“Funny! No. Anything but funny! A very serious matter that would be,” said Jem. “We couldn’t afford to have so many ministers in the family, Miss Bethia. I am not going to be a minister. I am going to make a lot of money and be a rich man, and then I’ll buy a house for papa, and send Davie’s boys to college.”
They all laughed.
“You may laugh, but you’ll see,” said Jem. “I am not going to be a minister. Hard work and poor pay. I have seen too much of that, Miss Bethia.”
He was “chaffing” her. Miss Bethia knew it quite well, and though she had said he was entirely welcome, it made her angry because she could not see the joke, and because she thought it was not respectful nor polite on Jem’s part to joke with her, as indeed it was not. And besides this was a sore subject with Miss Bethia—the poverty of ministers. She had at one time or another spent a great many of her valuable words on those who were supposed to be influential in the guidance of parish affairs, with a design to prove that their affairs were not managed as they ought to be. There was no reason in the world, but shiftlessness and sinful indifference, to prevent all being made and kept straight between the minister and people as regarded salary and support, she declared, and it was a shame that a man like their minister should find himself pressed or hampered, in providing the comforts—sometimes the necessaries of life—for his family.
That was putting it strong, the authorities thought and said, but Miss Bethia never would allow that it was too strong, and she never tired of putting it.
“The labourer is worthy of his hire.”
“They that serve the temple must live by the temple.” And with a house to keep up and his children to clothe and feed, no wonder that Mr Inglis might be troubled many a time when he thought of how they were to be educated, and of what was to become of them in case he should be taken away.
There was no theme on which Miss Bethia was so eloquent as this, and she was eloquent on most themes. She never tired of this one, and answered all excuses and expostulations with a force and sharpness that, as a general thing, silenced, if they did not convince. Whether she helped her cause by this assertion of its claims, is a question. She took great credit for her faithfulness in the matter, at any rate, and as she had not in the past, so she had made up her mind that she should not in the future be found wanting in this respect.

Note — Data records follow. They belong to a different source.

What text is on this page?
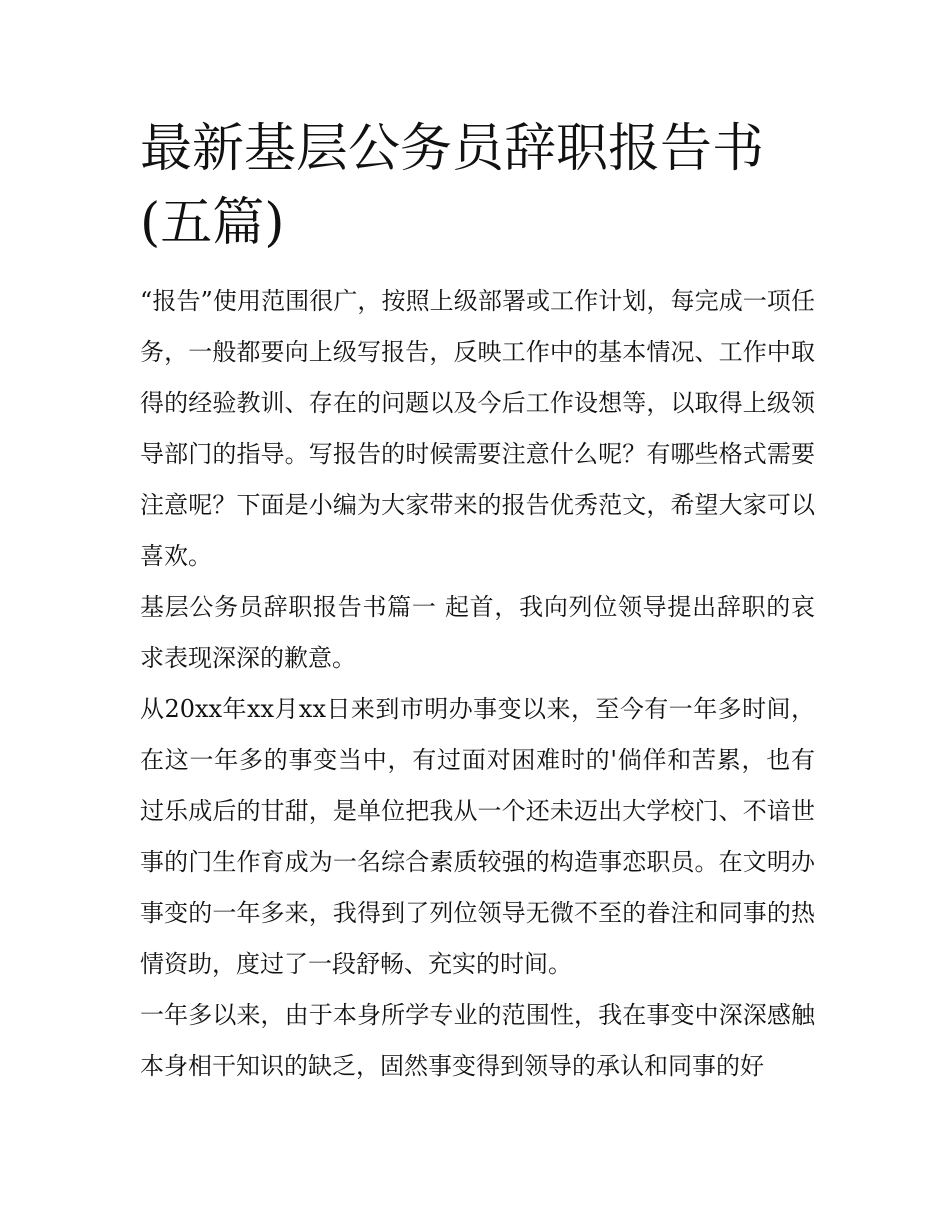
最新基层公务员辞职报告书(五篇)

“报告”使用范围很广，按照上级部署或工作计划，每完成一项任务，一般都要向上级写报告，反映工作中的基本情况、工作中取得的经验教训、存在的问题以及今后工作设想等，以取得上级领导部门的指导。写报告的时候需要注意什么呢？有哪些格式需要注意呢？下面是小编为大家带来的报告优秀范文，希望大家可以喜欢。

基层公务员辞职报告书篇一 起首，我向列位领导提出辞职的哀求表现深深的歉意。

从20xx年xx月xx日来到市明办事变以来，至今有一年多时间，在这一年多的事变当中，有过面对困难时的'倘佯和苦累，也有过乐成后的甘甜，是单位把我从一个还未迈出大学校门、不谙世事的门生作育成为一名综合素质较强的构造事恋职员。在文明办事变的一年多来，我得到了列位领导无微不至的眷注和同事的热情资助，度过了一段舒畅、充实的时间。

一年多以来，由于本身所学专业的范围性，我在事变中深深感触本身相干知识的缺乏，固然事变得到领导的承认和同事的好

But it was one thing to tell her neighbours their duty with regard to their minister, and it was quite another thing to listen to a lad like Jem making disparaging remarks as to a minister’s possessions and prospects. “Hard work and poor pay,” said Jem, and she felt very much like resenting his words, as a reflection on the people of whom she was one. Jem needed putting down.
“Your pa wouldn’t say so. He ain’t one to wish to serve two masters. He ain’t a mammon worshipper,” said Miss Bethia, solemnly.